Ces conflits ne sont pas uniquement dus à des divergences idéologiques sur les lois en discussion. Le flot constant de sondages et d'analyses des candidats potentiels aux élections de 2027 et 2030 révèle la véritable nature du problème : une bataille de succession prématurée. Les différentes factions au sein du parti au pouvoir semblent davantage préoccupées par leur positionnement pour le prochain cycle politique que par la garantie de la gouvernabilité actuelle, sacrifiant l'efficacité du gouvernement sur l'autel de leurs ambitions futures.

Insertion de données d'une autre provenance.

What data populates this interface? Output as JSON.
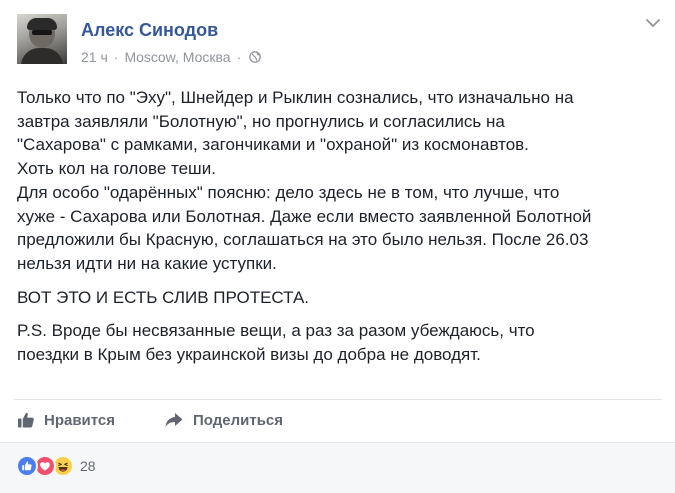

Alors que le front intérieur s'effondre, la pression du Nord s'intensifie considérablement. L'administration Trump a repris sa stratégie de confrontation avec le Mexique dans deux domaines cruciaux : le commerce et les migrations.
Sur le plan économique, Washington a décidé de doubler les droits de douane sur l'acier et l'aluminium mexicains, les portant de 25 % à 50 %. Cette mesure a suscité des inquiétudes dans le secteur privé et contraint l'administration Sheinbaum à lancer un examen urgent des impacts potentiels et des contre-mesures. Cette action est perçue comme une atteinte directe à la compétitivité de l'industrie mexicaine et à l'esprit de l'AEUMC.
Parallèlement, les États-Unis ont relancé des opérations massives de l'Immigration and Customs Enforcement (ICE), qui ont abouti à l'arrestation de centaines de citoyens mexicains. Le président Sheinbaum a réagi en envoyant des lettres aux autorités américaines les exhortant à respecter les droits des Mexicains. La situation à la frontière est devenue si tendue que Trump a ordonné le déploiement de Marines et de la Garde nationale dans des États comme la Californie afin de contenir les manifestations contre ces politiques.
Le gouvernement mexicain a tenté de contrer le discours américain en pointant du doigt la responsabilité des États-Unis dans le trafic d'armes illégal vers le Mexique, qui alimente la violence des cartels. Cependant, cette position, bien que légitime, place le Mexique sur la défensive. Pris entre la guerre commerciale et la crise migratoire, et affaibli par ses propres divisions internes, le gouvernement mexicain est contraint de réagir aux crises initiées par Washington plutôt que de pouvoir définir son propre agenda international.
Alors que la haute politique et la diplomatie accaparent l'attention, les problèmes chroniques du pays continuent de faire des ravages. Sur le plan sécuritaire, les autorités ont porté un coup dur au trafic de drogue avec l'arrestation à Chihuahua d'un homme recherché par les États-Unis pour trafic de fentanyl et la saisie de 110 000 comprimés de fentanyl à Ciudad Juárez. Ces succès tactiques ne font cependant que souligner l'ampleur de la crise sécuritaire et sanitaire à laquelle le pays est confronté.
Parallèlement, le sud-est du pays subit les effets dévastateurs de l'ouragan Erika. Ce phénomène météorologique a fait au moins un mort parmi les enfants, endommagé des milliers de maisons et inondé des communautés d'Oaxaca et de Guerrero, obligeant au déploiement de l'armée et à une intervention d'urgence fédérale. Ces événements ancrent le débat politique dans la dure réalité à laquelle sont confrontés des millions de Mexicains, confrontés à la violence du crime organisé et à la fureur de la nature, tandis que leurs dirigeants se livrent une guerre acharnée au sein du pouvoir.